Biden’s more ambitious efforts lie within the bill he proposed to Congress this week, the U.S. Citizenship Act of 2021. Among other things, the measure would let some 11 million people now living in the shadows apply for temporary legal status and provide them an eight-year path to citizenship. That is both the strength of the proposal and its major friction point.
A main argument against such “amnesty” is that it encourages migrants to come in without permission in the hope of staying below the radar until the next amnesty comes along. But sweeping amnesties such as what Biden proposes are rare — the last major one came in the Reagan administration — and the reality is that our immigration enforcement has been ineffective for so long that the U.S. is now home — yes, home — to millions of people without authorization.
Rousting them all, as the hard-liners advocate, would be impossible to achieve and damaging to the country. As of 2017, half of all unauthorized immigrants had lived in the U.S. for at least 15 years, according to the Pew Research Center, and their tenure has likely only increased since then. Many have American spouses, American dependents, and contribute to their communities and the economy (including owning businesses that employ Americans). There is nothing to be gained from kicking them out now. Immigration reform must reflect that reality while also ensuring that migrants who credibly pose a risk to public safety do not remain.
Trump’s sweeping enforcement policies have left us with a backlog of 1.3 million cases in immigration courts, which is more than double the backlog he inherited from Obama, with the average wait time of 2.4 years for pending cases. Offering temporary legal status and a path to citizenship would radically reduce that caseload and the delay in resolving cases.

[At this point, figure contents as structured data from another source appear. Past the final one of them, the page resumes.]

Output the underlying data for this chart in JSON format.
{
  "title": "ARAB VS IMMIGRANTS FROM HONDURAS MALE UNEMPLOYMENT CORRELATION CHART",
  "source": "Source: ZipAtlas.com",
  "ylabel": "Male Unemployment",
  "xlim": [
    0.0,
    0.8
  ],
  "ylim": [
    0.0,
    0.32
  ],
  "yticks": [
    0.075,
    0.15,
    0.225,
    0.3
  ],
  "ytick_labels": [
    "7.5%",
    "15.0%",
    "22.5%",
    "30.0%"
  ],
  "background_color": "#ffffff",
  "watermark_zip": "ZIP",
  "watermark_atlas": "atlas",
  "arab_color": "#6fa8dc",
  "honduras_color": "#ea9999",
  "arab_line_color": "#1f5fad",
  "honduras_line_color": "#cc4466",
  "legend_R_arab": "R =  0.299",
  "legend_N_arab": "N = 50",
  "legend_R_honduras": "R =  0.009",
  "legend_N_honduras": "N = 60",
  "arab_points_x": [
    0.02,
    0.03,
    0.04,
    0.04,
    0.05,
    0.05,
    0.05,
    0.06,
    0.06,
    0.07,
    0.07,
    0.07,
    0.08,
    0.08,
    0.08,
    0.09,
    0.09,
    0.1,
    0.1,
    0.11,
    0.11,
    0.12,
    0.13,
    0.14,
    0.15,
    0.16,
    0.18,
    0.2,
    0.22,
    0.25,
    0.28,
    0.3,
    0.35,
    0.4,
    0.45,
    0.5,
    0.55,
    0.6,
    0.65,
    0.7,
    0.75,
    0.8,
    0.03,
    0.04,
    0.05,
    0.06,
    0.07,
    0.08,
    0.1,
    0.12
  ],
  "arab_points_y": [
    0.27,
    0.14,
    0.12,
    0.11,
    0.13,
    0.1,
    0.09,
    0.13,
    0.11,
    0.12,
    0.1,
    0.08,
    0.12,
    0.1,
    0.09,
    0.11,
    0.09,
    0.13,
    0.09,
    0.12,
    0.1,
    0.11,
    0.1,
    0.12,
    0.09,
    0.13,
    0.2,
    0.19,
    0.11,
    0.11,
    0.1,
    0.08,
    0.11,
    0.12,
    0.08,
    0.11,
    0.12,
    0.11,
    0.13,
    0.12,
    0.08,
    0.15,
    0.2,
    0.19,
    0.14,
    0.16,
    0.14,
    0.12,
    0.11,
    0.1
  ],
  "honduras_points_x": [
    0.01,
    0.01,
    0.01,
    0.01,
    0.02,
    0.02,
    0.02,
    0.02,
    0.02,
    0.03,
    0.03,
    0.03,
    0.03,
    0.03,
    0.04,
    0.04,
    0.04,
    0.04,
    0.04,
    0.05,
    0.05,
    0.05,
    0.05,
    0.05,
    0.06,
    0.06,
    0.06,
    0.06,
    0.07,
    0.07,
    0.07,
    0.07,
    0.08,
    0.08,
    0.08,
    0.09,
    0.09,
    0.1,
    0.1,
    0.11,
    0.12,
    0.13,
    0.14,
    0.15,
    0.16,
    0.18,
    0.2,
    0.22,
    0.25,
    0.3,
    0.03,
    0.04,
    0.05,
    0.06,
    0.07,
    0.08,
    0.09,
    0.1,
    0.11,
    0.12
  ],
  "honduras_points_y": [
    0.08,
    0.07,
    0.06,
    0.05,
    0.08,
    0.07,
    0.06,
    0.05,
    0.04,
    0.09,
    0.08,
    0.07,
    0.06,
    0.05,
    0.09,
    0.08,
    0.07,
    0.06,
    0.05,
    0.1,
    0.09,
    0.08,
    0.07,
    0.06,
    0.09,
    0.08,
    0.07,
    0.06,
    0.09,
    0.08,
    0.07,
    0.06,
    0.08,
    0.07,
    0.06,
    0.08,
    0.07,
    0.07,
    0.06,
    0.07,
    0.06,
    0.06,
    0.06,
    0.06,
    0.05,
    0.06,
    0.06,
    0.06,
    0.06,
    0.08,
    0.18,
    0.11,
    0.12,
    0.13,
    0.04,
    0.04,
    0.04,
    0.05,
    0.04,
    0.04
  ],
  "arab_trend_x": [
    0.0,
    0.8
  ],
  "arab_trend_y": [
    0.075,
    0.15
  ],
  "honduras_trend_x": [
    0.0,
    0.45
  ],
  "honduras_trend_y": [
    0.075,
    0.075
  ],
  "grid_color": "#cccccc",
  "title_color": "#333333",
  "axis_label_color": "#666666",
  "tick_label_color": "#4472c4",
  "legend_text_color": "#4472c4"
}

Congress has failed for years to fix our broken immigration system. Biden’s immigration proposals could give the members a chance to redeem themselves.

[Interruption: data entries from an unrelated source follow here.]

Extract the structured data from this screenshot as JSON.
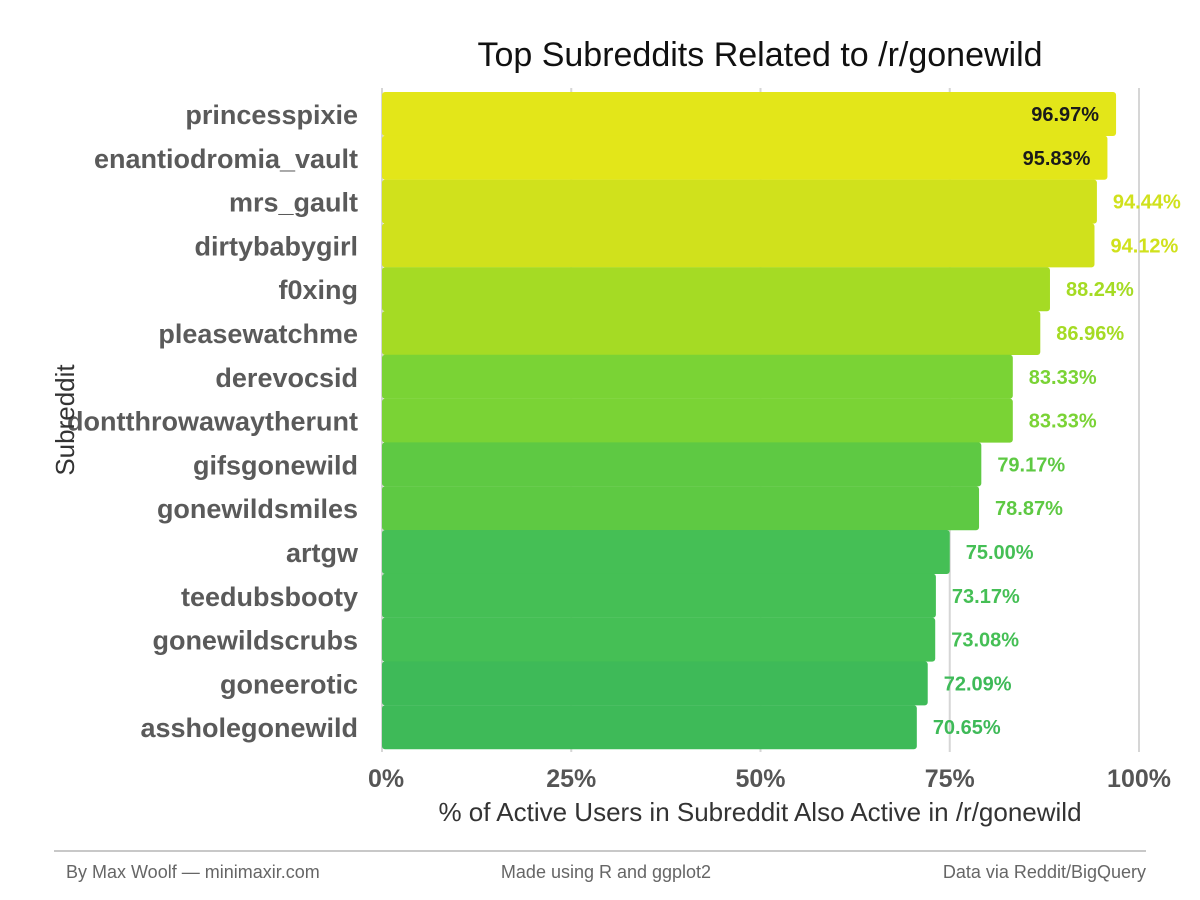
{
  "chart_data": {
    "type": "bar",
    "orientation": "horizontal",
    "title": "Top Subreddits Related to /r/gonewild",
    "xlabel": "% of Active Users in Subreddit Also Active in /r/gonewild",
    "ylabel": "Subreddit",
    "xlim": [
      0,
      100
    ],
    "xticks": [
      "0%",
      "25%",
      "50%",
      "75%",
      "100%"
    ],
    "grid": "vertical",
    "categories": [
      "princesspixie",
      "enantiodromia_vault",
      "mrs_gault",
      "dirtybabygirl",
      "f0xing",
      "pleasewatchme",
      "derevocsid",
      "dontthrowawaytherunt",
      "gifsgonewild",
      "gonewildsmiles",
      "artgw",
      "teedubsbooty",
      "gonewildscrubs",
      "goneerotic",
      "assholegonewild"
    ],
    "values": [
      96.97,
      95.83,
      94.44,
      94.12,
      88.24,
      86.96,
      83.33,
      83.33,
      79.17,
      78.87,
      75.0,
      73.17,
      73.08,
      72.09,
      70.65
    ],
    "labels": [
      "96.97%",
      "95.83%",
      "94.44%",
      "94.12%",
      "88.24%",
      "86.96%",
      "83.33%",
      "83.33%",
      "79.17%",
      "78.87%",
      "75.00%",
      "73.17%",
      "73.08%",
      "72.09%",
      "70.65%"
    ],
    "colors": [
      "#e3e619",
      "#e3e619",
      "#d0e11c",
      "#d0e11c",
      "#a5db24",
      "#a5db24",
      "#7ad335",
      "#7ad335",
      "#5ec943",
      "#5ec943",
      "#45bf55",
      "#45bf55",
      "#45bf55",
      "#3eba58",
      "#3eba58"
    ],
    "label_inside": [
      true,
      true,
      false,
      false,
      false,
      false,
      false,
      false,
      false,
      false,
      false,
      false,
      false,
      false,
      false
    ]
  },
  "footer": {
    "left": "By Max Woolf — minimaxir.com",
    "center": "Made using R and ggplot2",
    "right": "Data via Reddit/BigQuery"
  }
}
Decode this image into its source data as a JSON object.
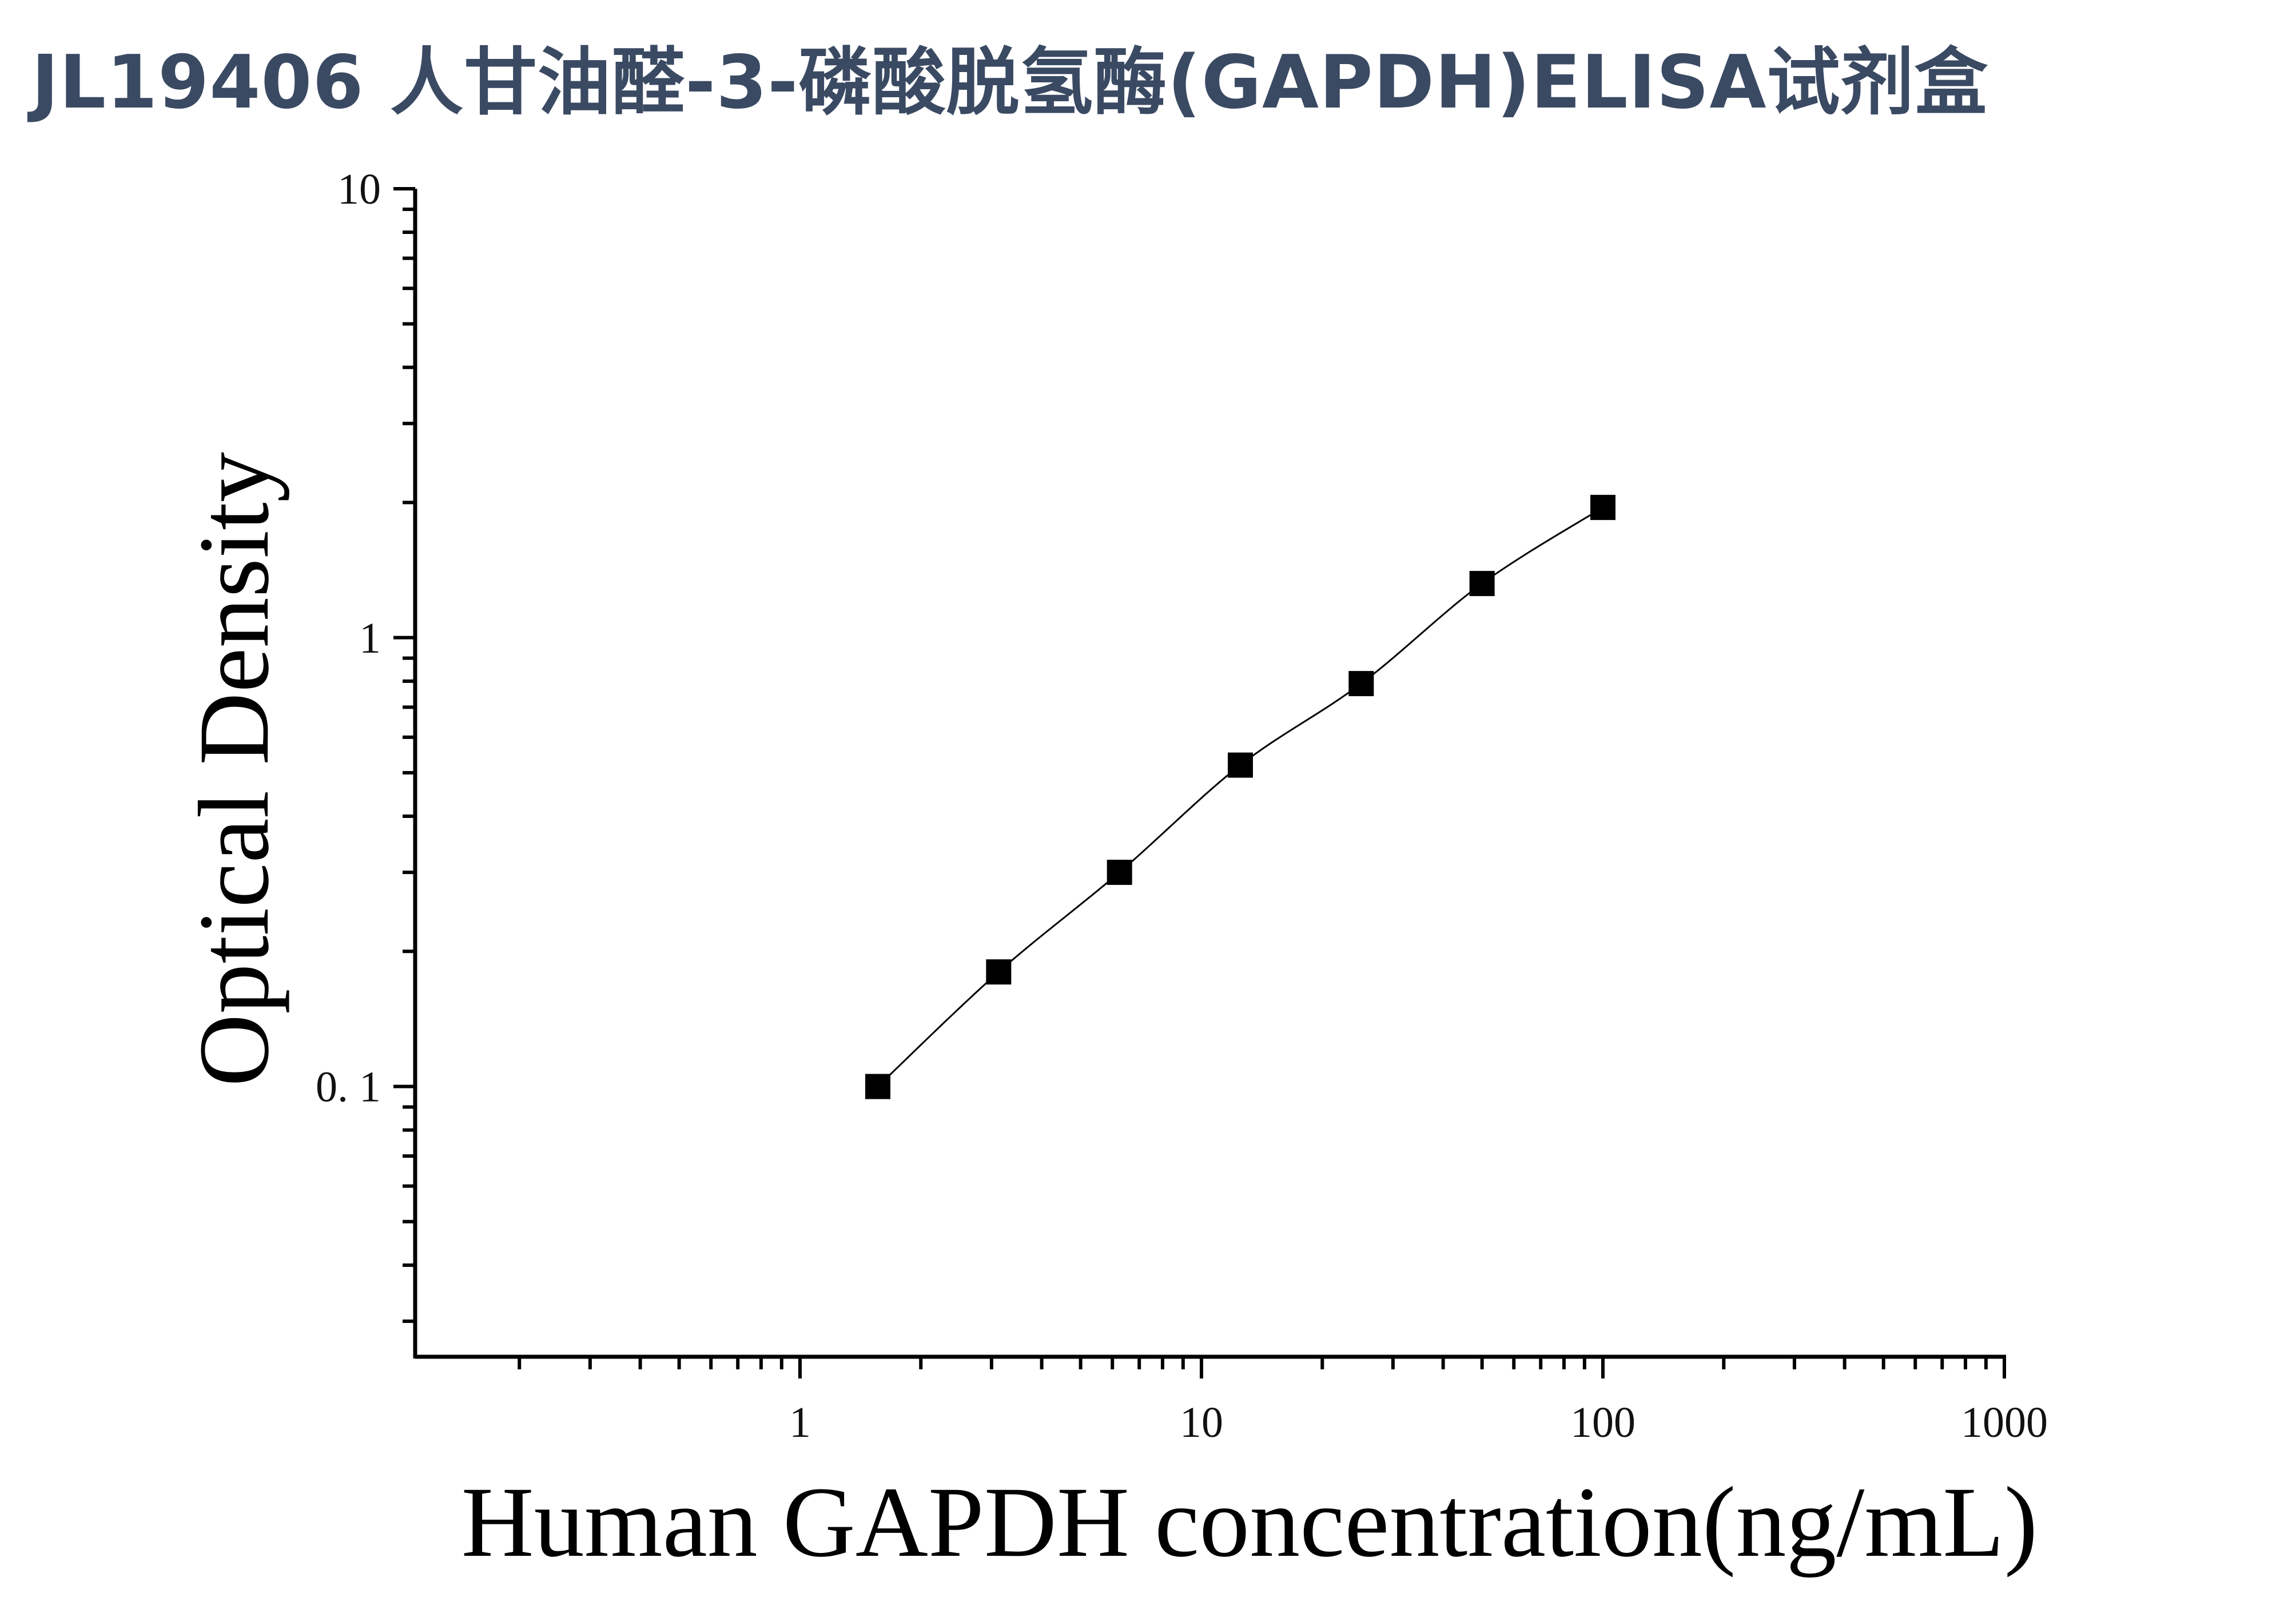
{
  "title": "JL19406 人甘油醛-3-磷酸脱氢酶(GAPDH)ELISA试剂盒",
  "chart_data": {
    "type": "scatter",
    "title": "JL19406 人甘油醛-3-磷酸脱氢酶(GAPDH)ELISA试剂盒",
    "xlabel": "Human GAPDH concentration(ng/mL)",
    "ylabel": "Optical Density",
    "xscale": "log",
    "yscale": "log",
    "xlim": [
      0.11,
      1000
    ],
    "ylim": [
      0.025,
      10
    ],
    "x_ticks": [
      {
        "value": 1,
        "label": "1"
      },
      {
        "value": 10,
        "label": "10"
      },
      {
        "value": 100,
        "label": "100"
      },
      {
        "value": 1000,
        "label": "1000"
      }
    ],
    "y_ticks": [
      {
        "value": 0.1,
        "label": "0. 1"
      },
      {
        "value": 1,
        "label": "1"
      },
      {
        "value": 10,
        "label": "10"
      }
    ],
    "grid": false,
    "marker": "square",
    "fit_line": true,
    "series": [
      {
        "x": [
          1.5625,
          3.125,
          6.25,
          12.5,
          25,
          50,
          100
        ],
        "y": [
          0.1,
          0.18,
          0.3,
          0.52,
          0.79,
          1.32,
          1.95
        ]
      }
    ]
  }
}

Biden also would use financial aid again to try to stabilize the governments and economies of Guatemala, Honduras and El Salvador, where migrants have been leaving in the tens of thousands to escape crime and grinding poverty exacerbated by the effects of climate change, including two major hurricanes this season in a matter of weeks. Reducing the “push factors” is an important part of the mix, though even Pollyanna would recognize that endemic corruption in the region is a strong headwind to success.
Other elements of Biden’s proposal call for developing better technological methods to monitor the U.S.-Mexico border, improving processing of new arrivals at ports of entry and expanding efforts to counter international trafficking in people and drugs. The plan doesn’t give as much attention to border security as conservatives typically demand, however. And based on overviews of the proposal, it appears to ignore the problem of people who arrive legally but then don’t leave once their visa expires, which accounts for half of the people who fall into unauthorized status.

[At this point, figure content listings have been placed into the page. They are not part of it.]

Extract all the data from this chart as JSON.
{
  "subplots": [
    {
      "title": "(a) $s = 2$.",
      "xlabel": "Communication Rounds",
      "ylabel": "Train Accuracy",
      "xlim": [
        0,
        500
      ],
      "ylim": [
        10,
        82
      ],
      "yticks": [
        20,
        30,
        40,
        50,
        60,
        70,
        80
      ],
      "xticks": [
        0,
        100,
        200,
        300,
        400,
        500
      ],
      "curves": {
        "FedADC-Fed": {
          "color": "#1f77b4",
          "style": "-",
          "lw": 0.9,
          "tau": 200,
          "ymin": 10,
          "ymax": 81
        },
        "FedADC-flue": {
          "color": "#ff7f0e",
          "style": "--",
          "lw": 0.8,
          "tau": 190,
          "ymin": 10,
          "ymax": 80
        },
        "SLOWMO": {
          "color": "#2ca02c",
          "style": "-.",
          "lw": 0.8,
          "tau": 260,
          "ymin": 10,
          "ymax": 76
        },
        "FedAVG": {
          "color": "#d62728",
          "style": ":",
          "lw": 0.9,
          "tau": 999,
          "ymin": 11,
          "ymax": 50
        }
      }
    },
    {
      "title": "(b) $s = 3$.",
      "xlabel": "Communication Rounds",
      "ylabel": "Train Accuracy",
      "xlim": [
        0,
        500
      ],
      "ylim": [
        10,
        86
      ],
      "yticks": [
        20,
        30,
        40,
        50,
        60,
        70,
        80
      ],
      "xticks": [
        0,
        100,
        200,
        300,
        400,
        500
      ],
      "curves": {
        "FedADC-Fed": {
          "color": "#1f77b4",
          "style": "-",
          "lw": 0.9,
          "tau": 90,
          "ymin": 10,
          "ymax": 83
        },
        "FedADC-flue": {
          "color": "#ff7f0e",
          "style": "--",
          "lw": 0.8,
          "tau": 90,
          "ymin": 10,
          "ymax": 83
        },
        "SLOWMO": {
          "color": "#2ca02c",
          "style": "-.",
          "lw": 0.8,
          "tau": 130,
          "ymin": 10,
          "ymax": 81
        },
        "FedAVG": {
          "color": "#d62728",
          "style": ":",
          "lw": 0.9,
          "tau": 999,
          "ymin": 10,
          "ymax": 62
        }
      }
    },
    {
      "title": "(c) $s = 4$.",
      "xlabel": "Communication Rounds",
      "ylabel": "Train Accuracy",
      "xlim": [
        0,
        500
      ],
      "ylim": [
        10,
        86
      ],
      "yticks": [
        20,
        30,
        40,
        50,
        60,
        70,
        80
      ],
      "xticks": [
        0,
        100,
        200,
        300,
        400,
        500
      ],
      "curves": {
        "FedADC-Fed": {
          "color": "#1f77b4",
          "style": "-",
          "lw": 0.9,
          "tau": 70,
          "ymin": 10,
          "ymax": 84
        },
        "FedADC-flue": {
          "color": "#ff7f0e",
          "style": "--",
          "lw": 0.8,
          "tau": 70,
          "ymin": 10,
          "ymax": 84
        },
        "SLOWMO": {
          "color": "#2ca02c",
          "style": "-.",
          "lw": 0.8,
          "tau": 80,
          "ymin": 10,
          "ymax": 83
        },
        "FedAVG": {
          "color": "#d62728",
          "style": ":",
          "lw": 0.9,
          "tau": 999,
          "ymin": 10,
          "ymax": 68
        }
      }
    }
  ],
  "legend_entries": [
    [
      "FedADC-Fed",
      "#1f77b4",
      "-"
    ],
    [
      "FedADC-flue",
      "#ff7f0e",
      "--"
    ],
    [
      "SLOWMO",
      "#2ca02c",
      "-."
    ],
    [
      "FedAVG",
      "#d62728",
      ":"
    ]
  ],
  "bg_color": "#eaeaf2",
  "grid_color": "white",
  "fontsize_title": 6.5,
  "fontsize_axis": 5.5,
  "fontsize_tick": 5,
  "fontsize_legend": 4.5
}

One notable component missing from Biden’s proposed legislative reforms: dismantling the nation’s unnecessary, inhumane and mostly privatized system for detaining immigrants, part and parcel of a longstanding (and bipartisan) U.S. policy that some people desperately seeking asylum or the chance for a better life must be deprived of their freedom while the government considers their cases. But the vast majority of detainees pose no risk of fleeing or threatening public safety, and depriving them of their freedom because they seek protections is grotesquely unjust.
There are, of course, no quick fixes to the broken immigration system, which rivals the tax code in its complexity. The specifics of Biden’s proposed legislation will emerge and be debated in the coming weeks or months, and we fervently hope the reform effort doesn’t get caught up in the same web of resistance that has doomed previous efforts. A Democratic president proposing an immigration overhaul to a Congress in which not even the Democrats are unified means this will be a long slog. But Congress must seize the moment.
5:29 p.m. Jan. 21, 2021: This editorial was updated to clarify the nature of the nations affected by Trump’s travel ban.